Antigama were one of the first grind bands I got into around the release of their 2013 album Meteor, and for the longest while, everything else felt soft and bland in contrast. There was something magical in their sound, being the aforementioned concoction of fast-paced, highly technical grindcore with emphasis on odd grooves and an overall experimental approach. The resulting well-contained chaos acted as an eye-opener for my late teen self, and I’ve held them close to my heart ever since. Surprisingly, they only put out one further album, an EP, and some splits since then, but they were all equally enjoyable and had similar uncanny replay value, although the albums are where the act shines the brightest.
Now, nearly a decade removed from my initial discovery of them, the group’s brand new face-bashing lesson in excellence Whiteout not only pushed me back to that time, mentally, but brings forth a band that has gone through an inexplicable evolution, offering us what just might be their most pristine and refined effort to date. After all, they are a band on their 22nd year in existence, so that point about them reaching their peak right now shouldn’t be taken lightly.
One thing I’ve always admired with Antigama is their production value that’s out of this world, especially when compared to your more standard grind band. There’s no potato recorder gutter vibe to be found here, as the overall clarity lets every single possible nuance breathe freely while the entirety hits harder than a freight train would hit a pigeon. Surely some gatekeeping genre gonads would whine about that exact thing, but for every one of those, there’s five of us who can appreciate the fact that a band wants to push their limits and advance somewhere.
“Undeterminate” opens the a-hair-under-thirty-minutes barrage with familiar, ever-twisting methodic instrumentation, bouncing and swerving rhythms, and Myszkowski’s signature vocals. Adding to the latter, Antigama‘s songwriting style is almost ridiculous in how perplexingly unique it is. There’s no knowing of what’ll happen next; it’s all entirely boundless, yet identifiable, and somehow it all clicks. The following song “Debt Pool” continues in a ravaging fashion, and by its mid-point any listener should be well aware that they’re in for the ride of their lives.
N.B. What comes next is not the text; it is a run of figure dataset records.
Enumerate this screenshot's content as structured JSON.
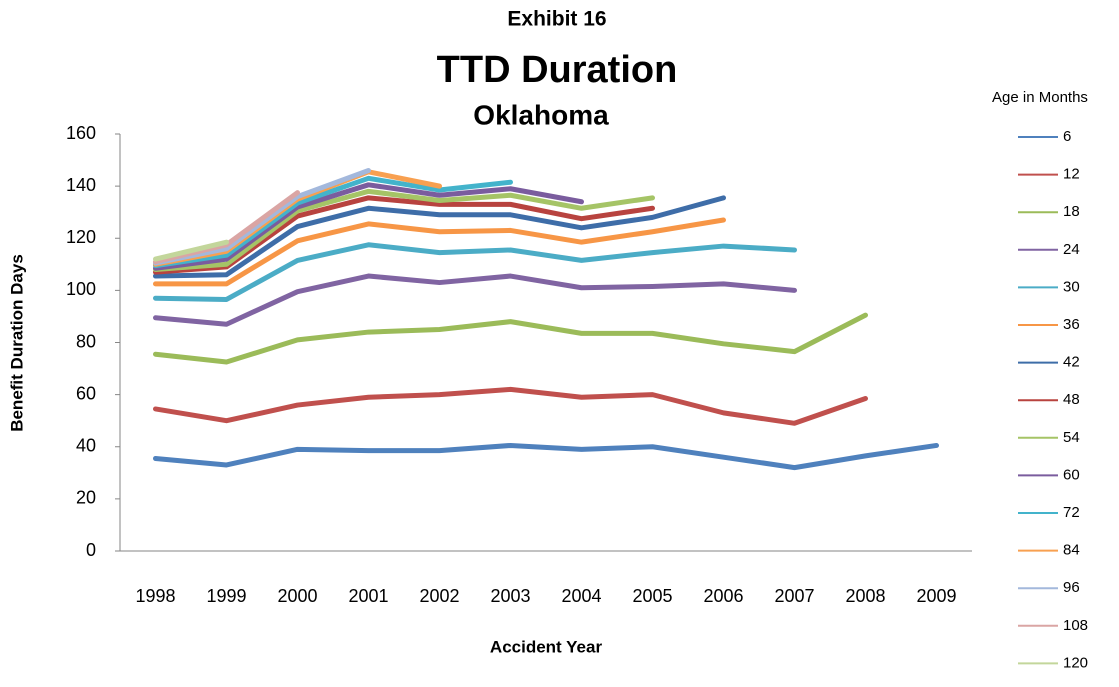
{
  "chart_data": {
    "type": "line",
    "title": "Exhibit 16",
    "subtitle": "TTD Duration",
    "subtitle2": "Oklahoma",
    "x_label": "Accident Year",
    "y_label": "Benefit Duration Days",
    "legend_title": "Age in Months",
    "legend": "right",
    "grid": false,
    "categories": [
      "1998",
      "1999",
      "2000",
      "2001",
      "2002",
      "2003",
      "2004",
      "2005",
      "2006",
      "2007",
      "2008",
      "2009"
    ],
    "ylim": [
      0,
      160
    ],
    "yticks": [
      0,
      20,
      40,
      60,
      80,
      100,
      120,
      140,
      160
    ],
    "series": [
      {
        "name": "6",
        "color": "#4F81BD",
        "values": [
          35.5,
          33,
          39,
          38.5,
          38.5,
          40.5,
          39,
          40,
          36,
          32,
          36.5,
          40.5
        ]
      },
      {
        "name": "12",
        "color": "#C0504D",
        "values": [
          54.5,
          50,
          56,
          59,
          60,
          62,
          59,
          60,
          53,
          49,
          58.5,
          null
        ]
      },
      {
        "name": "18",
        "color": "#9BBB59",
        "values": [
          75.5,
          72.5,
          81,
          84,
          85,
          88,
          83.5,
          83.5,
          79.5,
          76.5,
          90.5,
          null
        ]
      },
      {
        "name": "24",
        "color": "#8064A2",
        "values": [
          89.5,
          87,
          99.5,
          105.5,
          103,
          105.5,
          101,
          101.5,
          102.5,
          100,
          null,
          null
        ]
      },
      {
        "name": "30",
        "color": "#4BACC6",
        "values": [
          97,
          96.5,
          111.5,
          117.5,
          114.5,
          115.5,
          111.5,
          114.5,
          117,
          115.5,
          null,
          null
        ]
      },
      {
        "name": "36",
        "color": "#F79646",
        "values": [
          102.5,
          102.5,
          119,
          125.5,
          122.5,
          123,
          118.5,
          122.5,
          127,
          null,
          null,
          null
        ]
      },
      {
        "name": "42",
        "color": "#3E6DA8",
        "values": [
          105.5,
          106,
          124.5,
          131.5,
          129,
          129,
          124,
          128,
          135.5,
          null,
          null,
          null
        ]
      },
      {
        "name": "48",
        "color": "#B8433F",
        "values": [
          107,
          109,
          128.5,
          135.5,
          133,
          133,
          127.5,
          131.5,
          null,
          null,
          null,
          null
        ]
      },
      {
        "name": "54",
        "color": "#A5C466",
        "values": [
          108,
          110,
          130.5,
          138,
          134.5,
          136.5,
          131.5,
          135.5,
          null,
          null,
          null,
          null
        ]
      },
      {
        "name": "60",
        "color": "#7A5C9E",
        "values": [
          108.5,
          112,
          132,
          140.5,
          136.5,
          139,
          134,
          null,
          null,
          null,
          null,
          null
        ]
      },
      {
        "name": "72",
        "color": "#43B3CB",
        "values": [
          109.5,
          113.5,
          133.5,
          143,
          138.5,
          141.5,
          null,
          null,
          null,
          null,
          null,
          null
        ]
      },
      {
        "name": "84",
        "color": "#F8A050",
        "values": [
          110,
          115,
          135,
          145.5,
          140,
          null,
          null,
          null,
          null,
          null,
          null,
          null
        ]
      },
      {
        "name": "96",
        "color": "#A3B8DC",
        "values": [
          110.5,
          116,
          136,
          146,
          null,
          null,
          null,
          null,
          null,
          null,
          null,
          null
        ]
      },
      {
        "name": "108",
        "color": "#DAA5A4",
        "values": [
          111,
          117.5,
          137.5,
          null,
          null,
          null,
          null,
          null,
          null,
          null,
          null,
          null
        ]
      },
      {
        "name": "120",
        "color": "#C3D69B",
        "values": [
          112,
          118.5,
          null,
          null,
          null,
          null,
          null,
          null,
          null,
          null,
          null,
          null
        ]
      }
    ]
  }
}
Whiteout shines perhaps the most during the more demolishing tracks such as “Holy Hand”, “Dust Farm”, and “Align”. This trio, for an example, posseses the perfect balance between fast pummeling and mid-tempo raging, the latter of which is a big reason why Antigama is as worthwhile of a group as they are. There’s just something wildly pleasant about being able to have all of one’s needs met within a single album, let alone within individual songs. I’ve had it on repeat for quite the many times now, but the wild card moments still squeeze a smile out of my ugly mug, and that’s nothing short of wonderful.
Another aspect that I can truly appreciate with Antigama is the fact that even though their experimental edge has always been present, and even making some truly deep cuts here and there, they’ve always went with the music’s own terms without going overboard or using the leaning as a justification to do, well, dumb shit. While at times these tendencies showcase themselves as subtle flavours within songs (like on the odd snare resonance in “The Howler”), at times full tracks are dedicated to the more out of the box material. Such is the case with Whiteout‘s closing track “2222”. The less than three minute endeavour opens with cacophonous industrial noise, picks up the pace with the riff and some odd laughing sample. The minimal vocals, if you can call them that, subside after a minute, the rest being a varying fest of rhythmic patterns topped off with a constant fucking saxophone solo, because why not? If anything, it’s a cool way to bring the otherwise intense album to its deserved close.
Antigama are legends in their genre for a reason. Whiteout will probably not turn around any die-hard opinions one way or the other, but its magnificence is damn near unparalleled in its aural realm. There’s just enough of everything to be found on the record to make it balanced, and due to its length, it’s very easy to take in during one sitting, even though I can understand how the immense amounts of hooks and details might be overwhelming for a while. Even then, Whiteout is such an astonishing effort in boot-to-the-face methodology that it shouldn’t fly under anyone’s radar.